I've created an independant JavaScript library that implements the method, with no link to a specific mapping library.

It's called alt-route-labeller, and is available as an NPM package.

It mostly exposes the getLabelPositions function, which takes a GeoJSON FeatureCollection as input (each feature representing a route) and returns an array of label positions and suggested directions.

Possible improvements

The labelling method exposed in this article is still a work-in-progress.
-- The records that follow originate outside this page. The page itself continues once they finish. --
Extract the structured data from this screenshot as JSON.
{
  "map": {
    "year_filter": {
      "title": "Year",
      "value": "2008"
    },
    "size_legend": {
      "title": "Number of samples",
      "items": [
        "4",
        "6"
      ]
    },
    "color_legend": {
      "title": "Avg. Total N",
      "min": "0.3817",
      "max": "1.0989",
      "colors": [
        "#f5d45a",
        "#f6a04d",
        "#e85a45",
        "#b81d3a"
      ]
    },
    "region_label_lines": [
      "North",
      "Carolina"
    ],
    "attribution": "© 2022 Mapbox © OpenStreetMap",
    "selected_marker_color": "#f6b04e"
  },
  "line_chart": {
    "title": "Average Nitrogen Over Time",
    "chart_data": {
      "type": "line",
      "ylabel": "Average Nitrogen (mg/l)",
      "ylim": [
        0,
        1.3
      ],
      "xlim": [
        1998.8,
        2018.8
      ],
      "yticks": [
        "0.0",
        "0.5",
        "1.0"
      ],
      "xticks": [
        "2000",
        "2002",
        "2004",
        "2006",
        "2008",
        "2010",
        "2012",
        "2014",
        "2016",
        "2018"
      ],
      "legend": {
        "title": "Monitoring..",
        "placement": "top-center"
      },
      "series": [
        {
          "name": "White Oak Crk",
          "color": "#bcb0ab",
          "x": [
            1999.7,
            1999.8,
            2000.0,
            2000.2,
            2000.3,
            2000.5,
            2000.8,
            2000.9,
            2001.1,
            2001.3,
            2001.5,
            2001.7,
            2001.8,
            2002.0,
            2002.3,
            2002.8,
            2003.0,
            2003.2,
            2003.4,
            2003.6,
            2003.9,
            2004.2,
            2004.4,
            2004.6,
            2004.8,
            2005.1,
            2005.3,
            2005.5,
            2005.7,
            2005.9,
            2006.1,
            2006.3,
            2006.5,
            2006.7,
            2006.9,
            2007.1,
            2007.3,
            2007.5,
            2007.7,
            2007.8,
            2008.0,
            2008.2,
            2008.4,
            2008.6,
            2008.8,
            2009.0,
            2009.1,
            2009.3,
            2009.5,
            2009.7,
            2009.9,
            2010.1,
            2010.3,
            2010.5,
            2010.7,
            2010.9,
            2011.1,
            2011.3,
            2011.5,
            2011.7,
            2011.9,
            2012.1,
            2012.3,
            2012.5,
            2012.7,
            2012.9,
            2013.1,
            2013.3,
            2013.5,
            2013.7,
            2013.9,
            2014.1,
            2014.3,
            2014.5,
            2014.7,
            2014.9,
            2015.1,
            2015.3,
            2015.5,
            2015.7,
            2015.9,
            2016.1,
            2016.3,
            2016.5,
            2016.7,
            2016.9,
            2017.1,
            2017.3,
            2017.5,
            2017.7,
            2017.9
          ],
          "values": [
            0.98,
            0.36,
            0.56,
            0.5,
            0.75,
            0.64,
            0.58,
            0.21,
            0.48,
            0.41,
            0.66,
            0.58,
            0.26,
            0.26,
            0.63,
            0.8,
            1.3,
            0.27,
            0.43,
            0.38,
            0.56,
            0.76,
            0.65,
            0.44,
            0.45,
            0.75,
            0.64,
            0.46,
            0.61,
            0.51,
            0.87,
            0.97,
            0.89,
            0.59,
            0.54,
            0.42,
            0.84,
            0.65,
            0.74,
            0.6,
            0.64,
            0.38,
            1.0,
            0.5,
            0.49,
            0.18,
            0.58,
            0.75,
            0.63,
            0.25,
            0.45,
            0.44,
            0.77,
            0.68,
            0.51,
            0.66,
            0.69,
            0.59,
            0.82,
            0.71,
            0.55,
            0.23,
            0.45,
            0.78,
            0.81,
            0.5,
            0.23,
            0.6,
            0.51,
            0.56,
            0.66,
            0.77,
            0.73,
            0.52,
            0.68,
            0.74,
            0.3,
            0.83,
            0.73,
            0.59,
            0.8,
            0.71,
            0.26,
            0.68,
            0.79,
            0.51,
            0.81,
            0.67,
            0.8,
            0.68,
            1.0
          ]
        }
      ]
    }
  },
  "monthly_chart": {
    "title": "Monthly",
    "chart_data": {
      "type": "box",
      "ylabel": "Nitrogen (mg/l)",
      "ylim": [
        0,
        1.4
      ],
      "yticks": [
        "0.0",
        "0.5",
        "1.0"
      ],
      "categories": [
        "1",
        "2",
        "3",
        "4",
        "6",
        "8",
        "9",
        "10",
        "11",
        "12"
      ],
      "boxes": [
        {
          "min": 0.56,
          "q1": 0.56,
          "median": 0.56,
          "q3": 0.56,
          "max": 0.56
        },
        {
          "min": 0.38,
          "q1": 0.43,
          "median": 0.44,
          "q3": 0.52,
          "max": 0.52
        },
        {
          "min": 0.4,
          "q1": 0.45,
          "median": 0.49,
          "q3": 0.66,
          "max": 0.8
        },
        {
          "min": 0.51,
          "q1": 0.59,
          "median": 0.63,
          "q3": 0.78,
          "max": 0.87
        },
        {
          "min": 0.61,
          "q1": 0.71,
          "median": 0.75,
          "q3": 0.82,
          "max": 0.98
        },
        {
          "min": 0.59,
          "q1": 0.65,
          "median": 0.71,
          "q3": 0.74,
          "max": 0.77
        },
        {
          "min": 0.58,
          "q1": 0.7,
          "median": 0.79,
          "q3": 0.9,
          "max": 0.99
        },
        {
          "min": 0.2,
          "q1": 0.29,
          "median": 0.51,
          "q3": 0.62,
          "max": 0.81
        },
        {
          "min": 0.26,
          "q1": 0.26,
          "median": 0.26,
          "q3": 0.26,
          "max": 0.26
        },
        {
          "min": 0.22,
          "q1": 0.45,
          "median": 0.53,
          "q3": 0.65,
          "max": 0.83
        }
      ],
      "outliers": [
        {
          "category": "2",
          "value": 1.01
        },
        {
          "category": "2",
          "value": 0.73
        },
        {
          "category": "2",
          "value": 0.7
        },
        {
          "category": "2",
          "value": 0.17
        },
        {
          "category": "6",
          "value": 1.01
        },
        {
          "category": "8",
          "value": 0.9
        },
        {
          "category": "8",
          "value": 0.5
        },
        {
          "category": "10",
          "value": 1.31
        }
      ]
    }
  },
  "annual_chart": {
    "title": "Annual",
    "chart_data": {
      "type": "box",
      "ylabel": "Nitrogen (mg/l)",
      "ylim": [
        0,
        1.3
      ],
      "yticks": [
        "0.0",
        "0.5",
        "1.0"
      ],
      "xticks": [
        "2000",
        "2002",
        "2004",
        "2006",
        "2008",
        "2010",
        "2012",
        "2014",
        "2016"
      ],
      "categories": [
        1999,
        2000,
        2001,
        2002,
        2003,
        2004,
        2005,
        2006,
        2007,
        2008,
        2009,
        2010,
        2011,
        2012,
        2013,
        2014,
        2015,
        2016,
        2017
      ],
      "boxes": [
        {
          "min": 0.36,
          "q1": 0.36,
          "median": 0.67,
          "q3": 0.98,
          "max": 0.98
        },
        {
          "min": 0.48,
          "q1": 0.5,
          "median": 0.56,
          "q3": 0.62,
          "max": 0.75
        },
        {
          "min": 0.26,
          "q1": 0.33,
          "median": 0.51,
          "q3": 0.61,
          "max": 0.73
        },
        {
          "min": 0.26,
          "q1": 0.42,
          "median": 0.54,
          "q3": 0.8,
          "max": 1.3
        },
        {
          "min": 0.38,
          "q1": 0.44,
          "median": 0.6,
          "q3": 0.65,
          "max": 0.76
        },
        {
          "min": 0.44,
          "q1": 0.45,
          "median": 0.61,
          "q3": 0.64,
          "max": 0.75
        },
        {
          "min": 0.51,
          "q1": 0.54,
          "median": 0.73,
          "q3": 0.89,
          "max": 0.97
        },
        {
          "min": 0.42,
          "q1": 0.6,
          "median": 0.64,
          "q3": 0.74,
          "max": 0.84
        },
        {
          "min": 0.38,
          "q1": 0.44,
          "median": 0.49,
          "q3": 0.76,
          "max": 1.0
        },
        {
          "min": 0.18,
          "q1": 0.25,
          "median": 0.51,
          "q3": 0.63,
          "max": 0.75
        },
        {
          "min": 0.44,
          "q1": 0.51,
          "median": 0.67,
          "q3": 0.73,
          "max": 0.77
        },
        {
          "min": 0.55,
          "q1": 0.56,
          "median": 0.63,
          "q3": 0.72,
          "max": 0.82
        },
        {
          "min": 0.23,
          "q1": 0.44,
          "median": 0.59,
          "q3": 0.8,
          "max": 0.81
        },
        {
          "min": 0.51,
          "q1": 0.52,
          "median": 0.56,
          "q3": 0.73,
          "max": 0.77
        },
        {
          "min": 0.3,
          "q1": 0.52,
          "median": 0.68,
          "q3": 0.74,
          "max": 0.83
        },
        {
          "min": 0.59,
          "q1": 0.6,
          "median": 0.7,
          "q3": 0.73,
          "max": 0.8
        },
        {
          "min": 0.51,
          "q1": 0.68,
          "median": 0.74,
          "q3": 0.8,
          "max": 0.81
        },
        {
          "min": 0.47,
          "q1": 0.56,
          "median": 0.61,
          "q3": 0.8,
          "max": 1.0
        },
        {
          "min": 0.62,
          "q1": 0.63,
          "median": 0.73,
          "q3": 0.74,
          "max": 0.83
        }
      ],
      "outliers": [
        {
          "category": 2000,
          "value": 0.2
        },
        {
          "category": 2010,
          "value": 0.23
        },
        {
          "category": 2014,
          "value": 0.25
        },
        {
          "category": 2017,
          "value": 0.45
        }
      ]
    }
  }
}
Here are the main areas of improvement I see:

  1. Related to the third criterion mentioned above, a finer spectrum of directions would probably help. Instead of only 4 directions, with the tooltip pointer always centered on one side, we could use intermediaries like top-left and bottom-right, or just a numerical angle value. This would require more complexity outside of the library, as it would depend on the UI ability to draw tooltips in all the possible directions.

  2. Currently, the process of finding an unambiguous section stops as soon as one is found. But in some cases, typically where two routes cross at a single point, there can be multiple unambiguous sections, and the better is probably the longest of them. The algorithm should return it instead of the first.

  3. Lastly, a bigger change. Instead of always anchoring the label at the middle of an unambiguous section, or at any fixed point on it, why not consider the whole section as a range of possible positions? It would give more flexibility to avoid overlaps and could even react to zoom changes. As this would mean the labelling isn't just a one-shot process, but a continuous optimization more akin to the management of street name labels in a vector-based map system like Mapbox GL. Maybe it's out the scope of this library.